Çok kısa bir sürede 4 tane maçı bir seri gibi oynadık. İlk 4 günde Fenerbahçe ve Ludwigsburg maçlarını oynadık. Burada Şampiyonlar Ligi fikstürünün bir dezavantajıyla takım henüz bence ritmini bulamamıştı. Bu fikstürde bir hafta içi maç oluyor ertesi hafta olmuyor. Her hafta maç oynamak zor olsa da bu düzensizlik takımın ritme girmesine engel oluyor.
İlk maçlarda tabii ki galibiyeti istiyorduk ama daha çok skora takılmadan ilerisini düşünerek bir yüklenme yaptık.
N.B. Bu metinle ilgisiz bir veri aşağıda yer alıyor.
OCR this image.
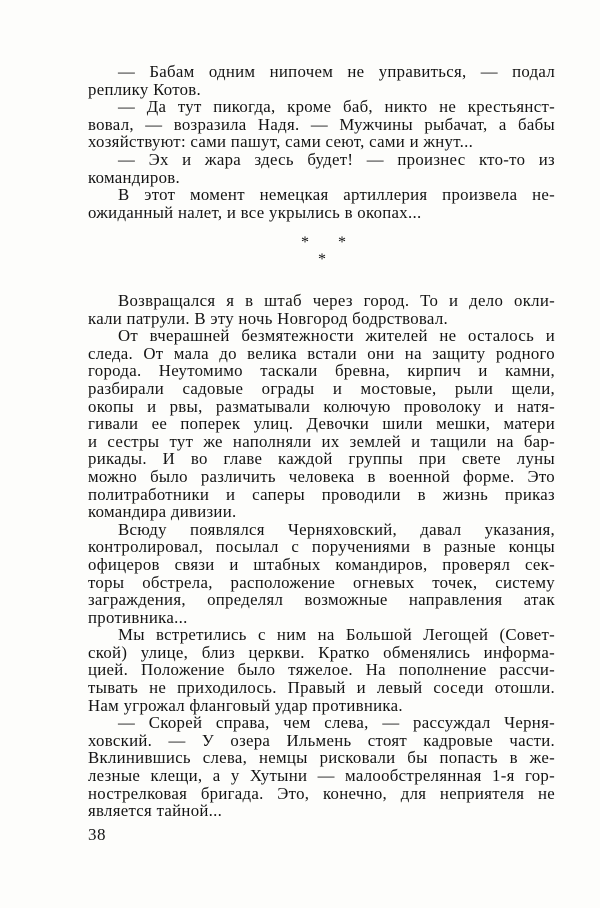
— Бабам одним нипочем не управиться, — подал
реплику Котов.
— Да тут пикогда, кроме баб, никто не крестьянст-
вовал, — возразила Надя. — Мужчины рыбачат, а бабы
хозяйствуют: сами пашут, сами сеют, сами и жнут...
— Эх и жара здесь будет! — произнес кто-то из
командиров.
В этот момент немецкая артиллерия произвела не-
ожиданный налет, и все укрылись в окопах...
* *
*
Возвращался я в штаб через город. То и дело окли-
кали патрули. В эту ночь Новгород бодрствовал.
От вчерашней безмятежности жителей не осталось и
следа. От мала до велика встали они на защиту родного
города. Неутомимо таскали бревна, кирпич и камни,
разбирали садовые ограды и мостовые, рыли щели,
окопы и рвы, разматывали колючую проволоку и натя-
гивали ее поперек улиц. Девочки шили мешки, матери
и сестры тут же наполняли их землей и тащили на бар-
рикады. И во главе каждой группы при свете луны
можно было различить человека в военной форме. Это
политработники и саперы проводили в жизнь приказ
командира дивизии.
Всюду появлялся Черняховский, давал указания,
контролировал, посылал с поручениями в разные концы
офицеров связи и штабных командиров, проверял сек-
торы обстрела, расположение огневых точек, систему
заграждения, определял возможные направления атак
противника...
Мы встретились с ним на Большой Легощей (Совет-
ской) улице, близ церкви. Кратко обменялись информа-
цией. Положение было тяжелое. На пополнение рассчи-
тывать не приходилось. Правый и левый соседи отошли.
Нам угрожал фланговый удар противника.
— Скорей справа, чем слева, — рассуждал Черня-
ховский. — У озера Ильмень стоят кадровые части.
Вклинившись слева, немцы рисковали бы попасть в же-
лезные клещи, а у Хутыни — малообстрелянная 1-я гор-
нострелковая бригада. Это, конечно, для неприятеля не
является тайной...
38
Akabinde gelen Türkiye Kupası ve milli takım arasında da yüklenmeye devam ettik. Şu an istediğimiz seviyede değiliz ama en azından tempomuz ve enerjimiz arttı. Bundan sonra çok daha iyi olacağını düşünüyorum.
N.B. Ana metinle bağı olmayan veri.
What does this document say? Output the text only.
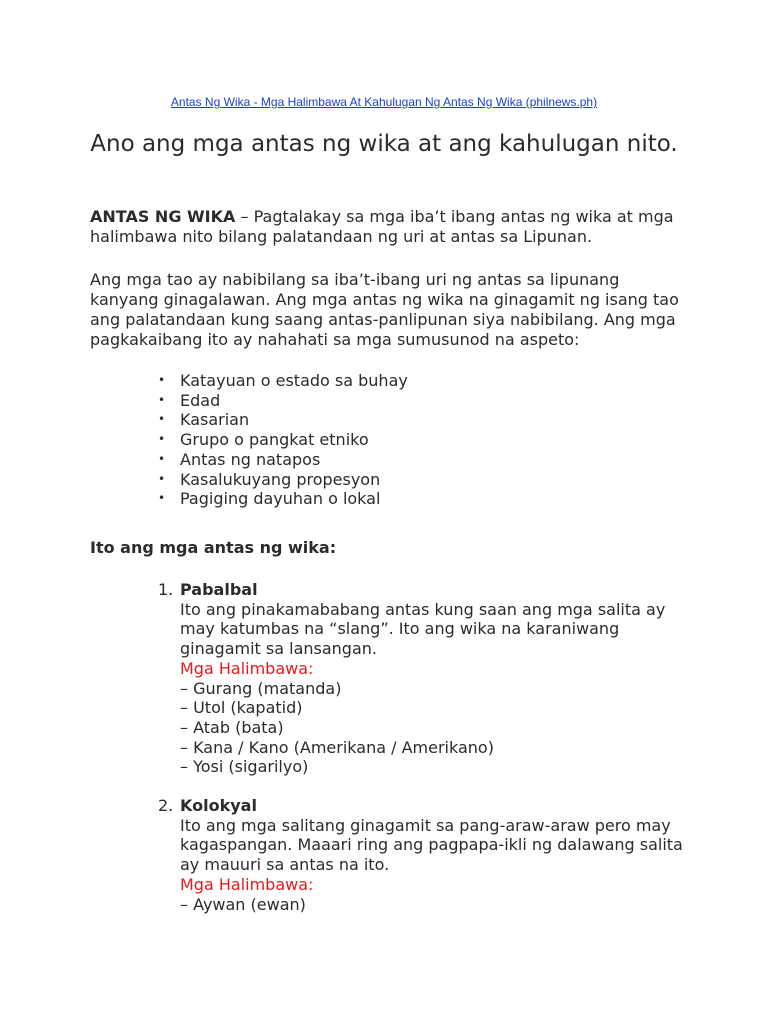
Antas Ng Wika - Mga Halimbawa At Kahulugan Ng Antas Ng Wika (philnews.ph)
Ano ang mga antas ng wika at ang kahulugan nito.

ANTAS NG WIKA – Pagtalakay sa mga iba’t ibang antas ng wika at mga halimbawa nito bilang palatandaan ng uri at antas sa Lipunan.

Ang mga tao ay nabibilang sa iba’t-ibang uri ng antas sa lipunang kanyang ginagalawan. Ang mga antas ng wika na ginagamit ng isang tao ang palatandaan kung saang antas-panlipunan siya nabibilang. Ang mga pagkakaibang ito ay nahahati sa mga sumusunod na aspeto:

• Katayuan o estado sa buhay
• Edad
• Kasarian
• Grupo o pangkat etniko
• Antas ng natapos
• Kasalukuyang propesyon
• Pagiging dayuhan o lokal

Ito ang mga antas ng wika:

1. Pabalbal
Ito ang pinakamababang antas kung saan ang mga salita ay may katumbas na “slang”. Ito ang wika na karaniwang ginagamit sa lansangan.
Mga Halimbawa:
– Gurang (matanda)
– Utol (kapatid)
– Atab (bata)
– Kana / Kano (Amerikana / Amerikano)
– Yosi (sigarilyo)
2. Kolokyal
Ito ang mga salitang ginagamit sa pang-araw-araw pero may kagaspangan. Maaari ring ang pagpapa-ikli ng dalawang salita ay mauuri sa antas na ito.
Mga Halimbawa:
– Aywan (ewan)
Şampiyonlar Ligi'nin ardından haftada tek maça düşeceğiz. Bu da bir sıkıntı bence. Çok tecrübeli bir oyuncu grubu var. 3 günde bir maç oynamaya alışkın bir takım. Yeni bir fikstür bizi bekliyor. Oyuncuları buna göre hazırlamamız gerekiyor. Play-off'lara kadar istediğimiz noktaya gelip, hedefimize yürüyeceğiz.
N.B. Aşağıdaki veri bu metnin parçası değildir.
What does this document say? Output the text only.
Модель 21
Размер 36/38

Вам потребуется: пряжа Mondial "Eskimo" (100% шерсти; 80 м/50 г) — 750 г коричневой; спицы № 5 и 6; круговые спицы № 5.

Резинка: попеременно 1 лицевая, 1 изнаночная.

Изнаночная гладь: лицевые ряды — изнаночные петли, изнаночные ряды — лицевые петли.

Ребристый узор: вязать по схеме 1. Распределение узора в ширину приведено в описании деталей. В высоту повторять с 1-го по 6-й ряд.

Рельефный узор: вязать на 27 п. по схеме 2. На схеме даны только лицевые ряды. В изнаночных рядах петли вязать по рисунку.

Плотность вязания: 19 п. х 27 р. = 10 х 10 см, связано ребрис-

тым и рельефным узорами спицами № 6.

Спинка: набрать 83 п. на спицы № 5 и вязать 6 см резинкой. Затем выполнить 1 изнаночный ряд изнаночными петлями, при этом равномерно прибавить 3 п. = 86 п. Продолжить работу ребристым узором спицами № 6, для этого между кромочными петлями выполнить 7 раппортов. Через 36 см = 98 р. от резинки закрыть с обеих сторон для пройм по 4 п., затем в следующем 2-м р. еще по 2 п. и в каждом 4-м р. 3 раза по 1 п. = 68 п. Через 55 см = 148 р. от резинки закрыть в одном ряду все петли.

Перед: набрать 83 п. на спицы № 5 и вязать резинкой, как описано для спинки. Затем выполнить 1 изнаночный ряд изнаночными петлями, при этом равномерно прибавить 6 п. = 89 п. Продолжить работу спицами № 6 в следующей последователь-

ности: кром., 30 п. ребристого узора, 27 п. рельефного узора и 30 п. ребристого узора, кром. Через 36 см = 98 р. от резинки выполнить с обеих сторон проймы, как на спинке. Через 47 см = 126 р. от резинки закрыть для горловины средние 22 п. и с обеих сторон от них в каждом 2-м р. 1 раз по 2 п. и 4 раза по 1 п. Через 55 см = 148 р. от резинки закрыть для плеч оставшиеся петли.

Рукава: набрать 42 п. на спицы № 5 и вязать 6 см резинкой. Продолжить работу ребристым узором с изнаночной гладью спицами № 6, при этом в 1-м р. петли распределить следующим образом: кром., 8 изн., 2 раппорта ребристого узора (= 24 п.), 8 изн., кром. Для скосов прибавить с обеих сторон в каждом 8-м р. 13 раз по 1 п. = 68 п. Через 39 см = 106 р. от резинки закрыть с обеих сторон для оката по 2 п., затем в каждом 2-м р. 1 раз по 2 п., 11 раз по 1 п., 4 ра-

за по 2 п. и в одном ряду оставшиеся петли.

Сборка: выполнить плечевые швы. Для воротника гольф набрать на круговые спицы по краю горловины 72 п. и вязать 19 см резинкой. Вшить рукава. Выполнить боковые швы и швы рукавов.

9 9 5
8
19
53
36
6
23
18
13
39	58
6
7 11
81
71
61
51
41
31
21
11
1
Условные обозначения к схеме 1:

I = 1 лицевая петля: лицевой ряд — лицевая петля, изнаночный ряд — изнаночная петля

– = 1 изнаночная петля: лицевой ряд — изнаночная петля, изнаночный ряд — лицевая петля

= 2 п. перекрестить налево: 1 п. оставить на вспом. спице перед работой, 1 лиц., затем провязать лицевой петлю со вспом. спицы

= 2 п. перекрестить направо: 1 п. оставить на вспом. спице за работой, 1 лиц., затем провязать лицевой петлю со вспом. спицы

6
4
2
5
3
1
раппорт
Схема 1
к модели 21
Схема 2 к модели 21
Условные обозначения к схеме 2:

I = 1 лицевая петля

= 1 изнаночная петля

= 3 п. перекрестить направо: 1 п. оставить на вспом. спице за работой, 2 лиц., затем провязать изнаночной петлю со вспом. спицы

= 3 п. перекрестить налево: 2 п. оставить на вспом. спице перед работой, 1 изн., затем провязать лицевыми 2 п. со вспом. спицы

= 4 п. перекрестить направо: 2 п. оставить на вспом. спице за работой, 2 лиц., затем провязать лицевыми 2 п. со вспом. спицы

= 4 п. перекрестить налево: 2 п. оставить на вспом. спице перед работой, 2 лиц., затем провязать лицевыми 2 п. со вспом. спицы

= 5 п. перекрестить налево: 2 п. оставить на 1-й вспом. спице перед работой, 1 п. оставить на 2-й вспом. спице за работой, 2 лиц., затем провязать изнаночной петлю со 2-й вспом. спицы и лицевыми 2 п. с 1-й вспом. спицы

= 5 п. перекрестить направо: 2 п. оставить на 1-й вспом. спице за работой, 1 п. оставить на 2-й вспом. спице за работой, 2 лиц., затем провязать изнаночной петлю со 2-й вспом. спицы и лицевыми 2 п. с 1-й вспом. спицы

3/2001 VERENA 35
"GELECEK SEZON HEDEFİMİZ FİNAL-FOUR"
- Şampiyonlar Ligi'nde alınan galibiyetlere rağmen Avrupa'ya veda edildi. Galatasaray'ın bu sezon ligde ve gelecek sezon Avrupa'daki hedefleri neler?
Maalesef bizim için önemli bir hedefti Şampiyonlar Ligi ama Ludwigsburg'tan skor avantajını alamadık ve averajla Avrupa'dan elenmiş olduk. Buradaki macera bitti.
Önümüzdeki sene Şampiyonlar Ligi'nde hedefimiz Final-Four.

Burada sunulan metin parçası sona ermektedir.